Erheiternd wirkt heute die Doppelberichterstattung von einer Lesung in der Evangelischen Studentengemeinde im Turmzimmer der Törnstedter Jacobikirche am 4. Juli 83. Während IM Claudia fand, der Abend habe bei den Anwesenden keine große Resonanz hervorgerufen, berichtet IM Rainer Tulpe: Herr von R. wirkte recht frisch, recht überzeugend und sicherlich auch ansprechend für die meisten der anwesenden Jugendlichen. – Ja, so kommt man zu Adel.

Nicht ausmachen konnte ich den Autor einer undatierten zweiseitigen Stellungnahme zu dem Roman. Das Dokument ist insofern beachtenswert, als hier erstmalig nach strafrechtlicher oder zumindest disziplinarischer Verantwortlichkeit des Verfassers gefragt wird. Sachverhalt: Geheimnisverrat. Gemeint ist die Erwähnung einer Struktureinheit im Betrieb, die offiziell Sicherheitsinspektion des Generaldirektors hieß, in Wahrheit aber die Stasi-Dienststelle im Werk war: Operativgruppe Film-Wolfen. Die Frage nach meiner strafrechtlichen Verantwortlichkeit wird in einem zweiten Sachstandsbericht zur OPK Reise vom 10. Januar 1984 noch einmal gestellt, anschließend nach Durchsicht der Personalunterlagen in Wolfen jedoch verneinend beantwortet. Eine von dem R. unterschriebene Erklärung, Betriebsinterna für sich zu behalten, sei nicht gefunden worden, heißt es. – Ja, solch ein Rechtsstaat war die DDR! Die Augen könnten einem feucht werden vor Rührung.

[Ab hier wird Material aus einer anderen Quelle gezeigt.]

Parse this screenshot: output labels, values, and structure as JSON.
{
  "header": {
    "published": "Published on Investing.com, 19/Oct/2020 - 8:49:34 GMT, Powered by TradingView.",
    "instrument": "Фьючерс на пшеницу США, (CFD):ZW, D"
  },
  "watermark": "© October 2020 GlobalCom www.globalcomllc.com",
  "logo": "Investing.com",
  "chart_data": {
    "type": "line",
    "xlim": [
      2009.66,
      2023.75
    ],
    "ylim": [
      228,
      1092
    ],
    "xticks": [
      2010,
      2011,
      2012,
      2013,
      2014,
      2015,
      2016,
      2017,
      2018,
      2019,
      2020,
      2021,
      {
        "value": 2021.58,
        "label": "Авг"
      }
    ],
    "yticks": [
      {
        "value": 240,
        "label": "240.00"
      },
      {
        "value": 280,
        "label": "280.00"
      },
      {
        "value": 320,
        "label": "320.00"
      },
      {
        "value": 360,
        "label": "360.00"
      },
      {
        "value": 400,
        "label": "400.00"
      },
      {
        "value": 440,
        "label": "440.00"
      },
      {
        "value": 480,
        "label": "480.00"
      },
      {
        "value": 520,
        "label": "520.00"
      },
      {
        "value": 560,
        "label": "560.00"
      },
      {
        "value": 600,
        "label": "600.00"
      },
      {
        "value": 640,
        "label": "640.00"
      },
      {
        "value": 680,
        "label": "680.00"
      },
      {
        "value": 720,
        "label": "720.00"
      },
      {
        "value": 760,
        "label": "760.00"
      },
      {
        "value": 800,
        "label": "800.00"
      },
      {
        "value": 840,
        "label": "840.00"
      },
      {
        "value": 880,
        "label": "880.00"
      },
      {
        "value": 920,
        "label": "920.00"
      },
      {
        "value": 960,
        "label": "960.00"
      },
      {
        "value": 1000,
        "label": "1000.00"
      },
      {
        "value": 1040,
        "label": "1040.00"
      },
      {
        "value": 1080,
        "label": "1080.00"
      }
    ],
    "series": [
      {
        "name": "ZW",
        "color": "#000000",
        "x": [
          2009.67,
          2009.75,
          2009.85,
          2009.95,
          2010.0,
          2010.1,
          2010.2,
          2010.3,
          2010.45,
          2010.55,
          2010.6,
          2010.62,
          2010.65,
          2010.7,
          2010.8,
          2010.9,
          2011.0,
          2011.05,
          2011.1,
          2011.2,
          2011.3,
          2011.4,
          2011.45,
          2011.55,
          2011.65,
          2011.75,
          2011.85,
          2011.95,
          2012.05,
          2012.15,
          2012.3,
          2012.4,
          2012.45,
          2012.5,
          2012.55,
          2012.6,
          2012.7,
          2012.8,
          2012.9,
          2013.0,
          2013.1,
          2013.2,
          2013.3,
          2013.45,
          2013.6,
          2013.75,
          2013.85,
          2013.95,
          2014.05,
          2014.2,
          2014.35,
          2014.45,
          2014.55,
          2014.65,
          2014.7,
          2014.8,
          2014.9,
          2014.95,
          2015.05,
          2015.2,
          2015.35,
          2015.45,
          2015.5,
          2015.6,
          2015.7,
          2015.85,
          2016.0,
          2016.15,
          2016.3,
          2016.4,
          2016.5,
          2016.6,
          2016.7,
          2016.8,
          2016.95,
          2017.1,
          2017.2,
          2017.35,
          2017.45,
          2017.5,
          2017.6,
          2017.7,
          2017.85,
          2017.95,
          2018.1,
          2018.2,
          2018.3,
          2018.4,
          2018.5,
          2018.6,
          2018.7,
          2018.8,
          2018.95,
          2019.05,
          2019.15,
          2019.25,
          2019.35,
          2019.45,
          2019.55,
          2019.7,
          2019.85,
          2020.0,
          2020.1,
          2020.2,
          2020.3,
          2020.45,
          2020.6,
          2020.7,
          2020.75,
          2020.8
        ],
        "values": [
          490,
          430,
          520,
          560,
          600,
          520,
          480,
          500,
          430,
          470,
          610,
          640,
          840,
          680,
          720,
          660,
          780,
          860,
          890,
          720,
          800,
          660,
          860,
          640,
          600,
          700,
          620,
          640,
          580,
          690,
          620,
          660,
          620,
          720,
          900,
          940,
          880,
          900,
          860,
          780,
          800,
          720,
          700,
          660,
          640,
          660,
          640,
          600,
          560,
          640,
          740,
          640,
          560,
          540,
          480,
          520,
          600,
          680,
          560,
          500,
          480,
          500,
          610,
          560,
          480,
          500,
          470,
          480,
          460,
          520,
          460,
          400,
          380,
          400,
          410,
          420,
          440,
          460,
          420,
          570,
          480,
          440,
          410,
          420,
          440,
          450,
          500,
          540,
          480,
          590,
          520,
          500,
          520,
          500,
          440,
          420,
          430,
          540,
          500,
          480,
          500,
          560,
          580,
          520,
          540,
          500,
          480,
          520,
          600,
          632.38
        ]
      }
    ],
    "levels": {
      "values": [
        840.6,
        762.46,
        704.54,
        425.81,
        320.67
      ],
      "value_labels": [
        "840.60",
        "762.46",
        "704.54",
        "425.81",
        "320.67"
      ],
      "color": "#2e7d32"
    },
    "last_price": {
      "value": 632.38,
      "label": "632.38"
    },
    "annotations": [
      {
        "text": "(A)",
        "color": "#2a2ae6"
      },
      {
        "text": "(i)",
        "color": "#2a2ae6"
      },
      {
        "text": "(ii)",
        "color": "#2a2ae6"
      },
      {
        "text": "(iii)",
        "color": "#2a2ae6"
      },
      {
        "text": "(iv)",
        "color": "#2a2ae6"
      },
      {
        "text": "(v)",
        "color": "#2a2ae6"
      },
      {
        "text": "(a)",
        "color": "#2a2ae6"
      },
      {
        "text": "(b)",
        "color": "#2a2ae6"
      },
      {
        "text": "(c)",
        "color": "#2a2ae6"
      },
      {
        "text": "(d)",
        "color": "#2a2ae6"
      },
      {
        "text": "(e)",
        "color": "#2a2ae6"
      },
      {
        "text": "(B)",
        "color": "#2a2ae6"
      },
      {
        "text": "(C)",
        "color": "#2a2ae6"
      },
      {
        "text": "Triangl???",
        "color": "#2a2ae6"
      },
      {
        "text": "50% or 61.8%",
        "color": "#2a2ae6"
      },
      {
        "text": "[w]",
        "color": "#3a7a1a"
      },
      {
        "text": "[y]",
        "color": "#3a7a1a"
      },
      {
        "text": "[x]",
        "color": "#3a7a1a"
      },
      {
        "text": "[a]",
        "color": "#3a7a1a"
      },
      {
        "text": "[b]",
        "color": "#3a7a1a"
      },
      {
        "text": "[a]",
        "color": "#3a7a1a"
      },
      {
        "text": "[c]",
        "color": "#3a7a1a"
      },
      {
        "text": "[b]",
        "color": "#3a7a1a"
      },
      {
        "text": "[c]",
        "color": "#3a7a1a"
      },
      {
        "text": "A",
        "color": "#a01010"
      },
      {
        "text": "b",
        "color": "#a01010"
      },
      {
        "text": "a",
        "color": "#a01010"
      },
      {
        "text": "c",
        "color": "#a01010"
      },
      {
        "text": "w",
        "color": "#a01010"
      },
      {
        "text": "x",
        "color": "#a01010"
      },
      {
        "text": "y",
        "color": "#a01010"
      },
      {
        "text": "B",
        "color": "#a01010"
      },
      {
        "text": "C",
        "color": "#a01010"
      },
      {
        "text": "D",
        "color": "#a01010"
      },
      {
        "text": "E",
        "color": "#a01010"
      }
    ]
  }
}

Der Cheflektor hatte offenbar ebensowenig gespurt wie seine vorgesetzte Zensurbehörde. Beide hatten sie den Hinweis auf die sogenannte Sicherheitsinspektion des Generaldirektors unbeanstandet durchgehen lassen, er war so im Druck erschienen: Januar neunundsechzig – nur dunkel konnte ich mich erinnern. Ja, hier stand, wer an der Kaderaussprache teilgenommen hatte: mein Abteilungsleiter Gerhard, der Kaderleiter, ein Abgesandter des Außenhandels, dazu ein Mensch von der Sicherheitsinspektion des GD. Ich hatte mich zu meinem Staat bekannt und Ernst dagegen… Nun konnte die Welt endlich zur Kenntnis nehmen, daß die Stasi in der Filmfabrik Wolfen eine als Sicherheitsinspektion getarnte Operativgruppe laufen hatte; wie – so bleibt zu vermuten – in anderen Großbetrieben auch.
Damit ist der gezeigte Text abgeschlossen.